During his floundering confirmation hearing on February 7, Hagel argued repeatedly that the “Global Zero: U.S. Nuclear Policy Commission Report,” published in 2012, does not advocate unilateral disarmament. His five fellow commissioners have come out in support of these statements—as they see it, bilateral disarmament with Russia would come first, followed by multilateral disarmament talks with other countries.
Those other countries include North Korea and Iran, two rogue states who have been merrily collaborating on building nuclear-armed missiles, which would destabilize their respective regions. They make exceedingly unlikely negotiating partners for nuclear disarmament.

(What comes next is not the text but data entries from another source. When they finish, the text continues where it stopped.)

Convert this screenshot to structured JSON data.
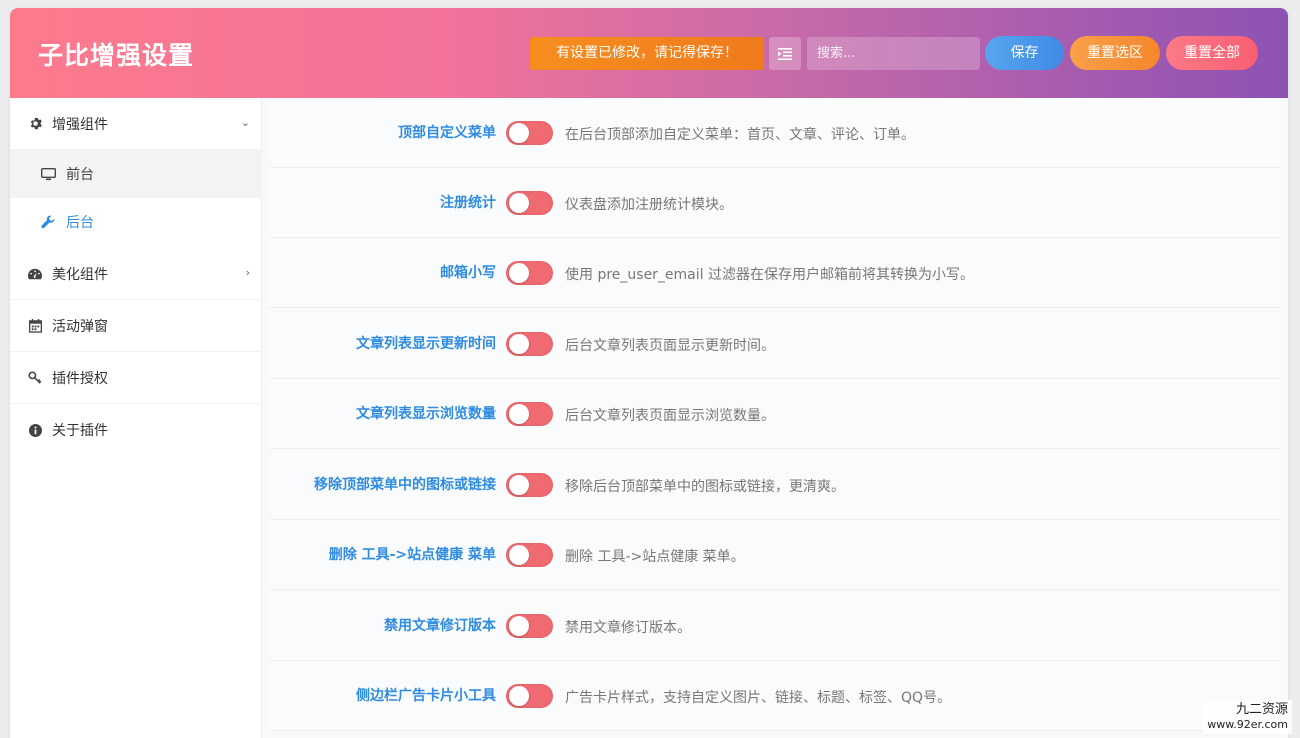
{
  "header": {
    "title": "子比增强设置",
    "notice": "有设置已修改，请记得保存！",
    "search_placeholder": "搜索...",
    "save_label": "保存",
    "reset_section_label": "重置选区",
    "reset_all_label": "重置全部"
  },
  "sidebar": {
    "items": [
      {
        "label": "增强组件",
        "icon": "gear-icon",
        "expanded": true
      },
      {
        "label": "美化组件",
        "icon": "dashboard-icon",
        "expanded": false
      },
      {
        "label": "活动弹窗",
        "icon": "calendar-icon"
      },
      {
        "label": "插件授权",
        "icon": "key-icon"
      },
      {
        "label": "关于插件",
        "icon": "info-icon"
      }
    ],
    "subitems": [
      {
        "label": "前台",
        "icon": "monitor-icon"
      },
      {
        "label": "后台",
        "icon": "wrench-icon",
        "active": true
      }
    ]
  },
  "settings": [
    {
      "label": "顶部自定义菜单",
      "desc": "在后台顶部添加自定义菜单：首页、文章、评论、订单。",
      "enabled": false
    },
    {
      "label": "注册统计",
      "desc": "仪表盘添加注册统计模块。",
      "enabled": false
    },
    {
      "label": "邮箱小写",
      "desc": "使用 pre_user_email 过滤器在保存用户邮箱前将其转换为小写。",
      "enabled": false
    },
    {
      "label": "文章列表显示更新时间",
      "desc": "后台文章列表页面显示更新时间。",
      "enabled": false
    },
    {
      "label": "文章列表显示浏览数量",
      "desc": "后台文章列表页面显示浏览数量。",
      "enabled": false
    },
    {
      "label": "移除顶部菜单中的图标或链接",
      "desc": "移除后台顶部菜单中的图标或链接，更清爽。",
      "enabled": false
    },
    {
      "label": "删除 工具->站点健康 菜单",
      "desc": "删除 工具->站点健康 菜单。",
      "enabled": false
    },
    {
      "label": "禁用文章修订版本",
      "desc": "禁用文章修订版本。",
      "enabled": false
    },
    {
      "label": "侧边栏广告卡片小工具",
      "desc": "广告卡片样式，支持自定义图片、链接、标题、标签、QQ号。",
      "enabled": false
    }
  ],
  "colors": {
    "accent_blue": "#2f8ce0",
    "toggle_off": "#f06b71",
    "notice_orange": "#f68e1f"
  },
  "watermark": {
    "line1": "九二资源",
    "line2": "www.92er.com"
  }
}
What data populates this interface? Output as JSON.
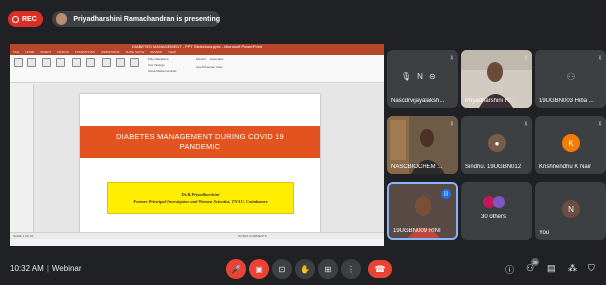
{
  "topbar": {
    "rec_label": "REC",
    "presenting_text": "Priyadharshini Ramachandran is presenting"
  },
  "presentation": {
    "window_title": "DIABETES MANAGEMENT - PPT Slideshow.pptx - Microsoft PowerPoint",
    "tabs": [
      "FILE",
      "HOME",
      "INSERT",
      "DESIGN",
      "TRANSITIONS",
      "ANIMATIONS",
      "SLIDE SHOW",
      "REVIEW",
      "VIEW"
    ],
    "ribbon_checks": [
      "Play Narrations",
      "Use Timings",
      "Show Media Controls",
      "Use Presenter View"
    ],
    "ribbon_monitor_label": "Monitor:",
    "ribbon_monitor_value": "Automatic",
    "slide_title_line1": "DIABETES MANAGEMENT DURING COVID 19",
    "slide_title_line2": "PANDEMIC",
    "slide_name": "Dr.R.Priyadharshini",
    "slide_role": "Former Principal Investigator and Women Scientist, TNAU, Coimbatore",
    "status_left": "SLIDE 1 OF 20",
    "status_right": "NOTES  COMMENTS"
  },
  "participants": [
    {
      "name": "Nascdrvijayalaksh...",
      "avatar_letter": "",
      "kind": "muted"
    },
    {
      "name": "Priyadharshini R...",
      "kind": "photo"
    },
    {
      "name": "19UGBN003 Hiba ...",
      "kind": "icon"
    },
    {
      "name": "NASCBIOCHEM ...",
      "kind": "photo"
    },
    {
      "name": "Sindhu. 19UGBN012",
      "kind": "avatar-photo"
    },
    {
      "name": "Krishnendhu K Nair",
      "avatar_letter": "K",
      "kind": "letter",
      "color": "#f57c00"
    },
    {
      "name": "19UGBN009 RINI",
      "kind": "photo-active"
    },
    {
      "name": "30 others",
      "kind": "others"
    },
    {
      "name": "You",
      "avatar_letter": "N",
      "kind": "letter",
      "color": "#6d4c41"
    }
  ],
  "bottombar": {
    "time": "10:32 AM",
    "meeting_name": "Webinar",
    "people_count": "38"
  },
  "colors": {
    "rec": "#d93025",
    "slide_band": "#e2531f",
    "slide_box": "#ffee00",
    "end_call": "#ea4335",
    "speaking": "#1a73e8"
  }
}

Talking to Al Jazerra, Hagel explained the concept of “Nuclear Zero.” “How can we preach to other countries that you can’t have nuclear weapons but we can and our allies can? There is no credibility, there’s no logic to that argument.” Problem is: Nuclear weapons are not a question of logic or fairness, but of power. In the hands of certain governments, nuclear weapons are simply too dangerous. In the hands of others—like that of the United States—they produce stability and security.
The Global Zero commission’s line of reasoning was adopted by President Obama as he famously convened his nuclear summit in 2009, urged on by a letter from Hagel himself. Needless to say, the deep cuts in the U.S. nuclear arsenal, negotiated bilaterally with the Russian government in New START during the first Obama term, have done nothing to slow the advance toward nuclear weapons by rogue states.
The devastating cuts to the U.S. arsenal proposed by Hagel and the other Nuclear Zero commissioners—an 80 percent reduction in U.S. nuclear weapons and the eventual phasing out of all short-range nuclear weapons, and the elimination of intercontinental ballistic missiles (ICBMs) and B-52 bombers—would be a disastrous global game-changer.
These positions alone would be enough to oppose the former Nebraska Senator for the key cabinet position of Secretary of Defense were there no other compelling reasons.